What went wrong? Well, a few things, all of which contributed to the Rockies netting a total of one baserunner.
1. Falling Behind. In the mind’s eye, it’s easy to picture the Rockies chasing at Kershaw’s pitches last night. But the chasing generally came later in the at-bats. The Rockies received — and either took or missed — plenty of first-pitch strikes. In fact, Kershaw’s first-pitch strike rate was 75 percent. So far in 2014, the Rockies have seen first-pitch strikes in 63.6 percent of their at-bats, a major-league high that Kershaw well surpassed. And, in the main, these were fastballs thrown by Kershaw. In fact, 71.4% of Kershaw’s fastballs last night went for strikes. Perhaps surprisingly, Colorado had pitches to hit from the outset, but completely failed to take advantage.

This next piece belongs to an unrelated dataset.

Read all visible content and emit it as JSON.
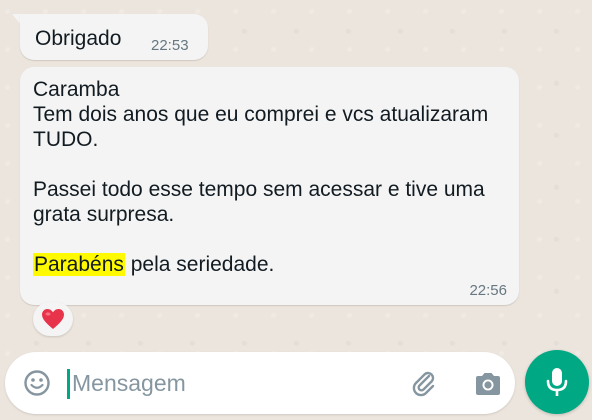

2. Missing Out. Once Kershaw was ahead in the count, he drew the Rockies out of the zone, and with terrific success. For the Rockies’ part, chasing Kershaw’s pitches was folly. Here’s Kershaw’s strikezone plot from last night (from Brooks Baseball):
Now, here’s the plot modified to show pitches outside the zone that the Rockies either missed or fouled off. There are 27 of those out of the total 107 pitches Kershaw threw:
Colorado thus swung and made no meaningful contact on 25 percent of Kershaw’s pitches, because they were chased outside the zone. Falling behind put the Rockies’ hitters in a defensive posture, and Kershaw made them pay for it. And, for their part, the Rockies did themselves no favors by obliging Kershaw’s fairly straightforward gameplan. They’d have been much better served by staying patient, even at the risk of taking a second strike, than by expanding the zone for Kershaw.
3. Trouble with the Curve(s). The strikezone plot underscores just how disastrous it was for the Rockies to expand the zone. Twelve of the 27 pitches at which the Rockies swung and missed (or fouled off) were down and in to right-handed hitters. This underscores just how terrific Kershaw’s breaking pitches were last night, with the Rockies flailing haplessly at them (evidenced by the swinging strikes). Here, for example, is a different plot that breaks down Kershaw’s pitches by type (again, from Brooks).
You can see here just how many sliders and curves Kershaw threw down in the zone (indicated in red and orange). But you can also see how many curves and sliders found themselves inside the strikezone. Nonetheless, the Rockies were unable to do anything with them. Colorado swung and missed on over 38 percent of Kershaw’s sliders. Taking fastballs and swinging at the breaking stuff made for a poor combination.
Where does this leave the Rockies? In a way, it remains to be seen. We’ll know more this weekend when they play Milwaukee. It well could be that Colorado ran into a pitcher who unquestionably had the stuff for a perfect game last night. But it also could be that the Rockies’ lineup, at least as it was constituted last night, has a mixed-up plate approach that needs to be corrected to avoid getting blanked again.